Thursday, June 22, 2006

She who must not be named

There are certain public figures whose ugliness is such that sunshine will not disinfect, who are so awful that we are better off never thinking of them. Not that these people should be silenced in some sort of awful totalitarian way, but that people like this, who seem to crave attention and conflict only, are best left where they belong, on the margins, rather than in the mainstream of cultural debate.

There is a certain of these who will remain unnamed, but who recently had published a book calling liberalism a religion and simultaneously tarring liberals as irreligious. Which is of course as vapid and pointless as it is wrong, but that's her beat. It's quite a bit weaker and less inflammatory than calling us traitors, which is a good sign of sorts.

Her indictment is weaker even as she's become more shrill, and her looks (which are central to her draw) become less credibly enticing as she reaches her middle forties. There's something particularly convincing about the argument that she should be ignored, would that it were quite as easy as that.

She is at the outside of her her marketing tour. Like a musician releasing a new album or an actor talking up a new film, she has to sell herself on the teevee. But now it seems that this is her sole purpose, to sell the idea of herself. As a bold "non-PC" truth teller unafraid of slaughtering any sacred cows she might encounter. As a sexy, smart conservative. What she is is a hollowed out mask, the endpoint of any media personality has embraced becoming totally commoditized, whose exchanges only exist to support her brand and to move units.

She's a wretched loose-limbed collection of tics and talking points, and I find myself in sympathy for how hollow her existence must be and how unfulfilling it must be to play such an ugly role. It must be lonely as the Andy Kaufman of "conservatism," ridiculing the 9/11 widows just as Kaufman wrestled women. But i think of what she and those like her have done to this country and I sympathize no more.

For some sad, unknowable reason, people buy her schtick. Not the way Kaufman fans dug his absurdity and daring, but like teenage girls buy bubblegum music hearthrobs.
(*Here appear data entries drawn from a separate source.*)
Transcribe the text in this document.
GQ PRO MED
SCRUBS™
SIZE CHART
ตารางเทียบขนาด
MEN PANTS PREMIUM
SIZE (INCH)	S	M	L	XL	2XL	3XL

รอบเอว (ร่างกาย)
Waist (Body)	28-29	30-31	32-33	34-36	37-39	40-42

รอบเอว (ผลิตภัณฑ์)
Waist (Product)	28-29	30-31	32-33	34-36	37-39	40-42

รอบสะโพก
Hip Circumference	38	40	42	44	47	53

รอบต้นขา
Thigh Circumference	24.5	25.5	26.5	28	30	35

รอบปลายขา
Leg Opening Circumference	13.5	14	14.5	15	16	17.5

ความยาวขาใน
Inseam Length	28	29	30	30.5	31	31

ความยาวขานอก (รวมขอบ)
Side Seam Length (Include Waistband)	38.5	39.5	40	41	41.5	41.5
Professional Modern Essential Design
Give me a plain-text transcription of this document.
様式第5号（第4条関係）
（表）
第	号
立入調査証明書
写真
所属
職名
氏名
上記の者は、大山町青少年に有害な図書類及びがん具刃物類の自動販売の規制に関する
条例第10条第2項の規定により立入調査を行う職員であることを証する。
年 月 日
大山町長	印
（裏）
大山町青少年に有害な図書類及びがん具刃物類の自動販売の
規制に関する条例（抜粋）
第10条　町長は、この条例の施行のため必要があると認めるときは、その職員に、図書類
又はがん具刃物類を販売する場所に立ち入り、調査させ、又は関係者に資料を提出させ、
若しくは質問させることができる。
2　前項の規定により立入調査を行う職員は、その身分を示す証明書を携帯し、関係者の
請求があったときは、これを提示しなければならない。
They are conned by her contrived and tailored sexuality, they find her contempt for straw man liberalism not merely trenchant but entertaining, they congratulate her for daring to say ugly things in front of friendly audiences. It's mystifying. It's like watching otherwise sane people champion the infallibility of astrology.

Anyone willing to step back sees a sad little hustler, a skinny aging broad. Anyone can see that her pretences to intellect begin with her contempt for the allegedly inferior and end with her Ivy League degree. Her verbal jousting ability, which is fairly impressive on screen, becomes the self-aware vituperation of a bright and angry teenager on the page. The constant invocation of religiosity from this empathy-devoid ice queen is shown as the flimsy and cynical rhetorical gambit it is.

If we cannot make her disappear, if Leno insists on lobbing this wannabe fascist softballs, then we might as well remind her admirers exactly what they're looking at.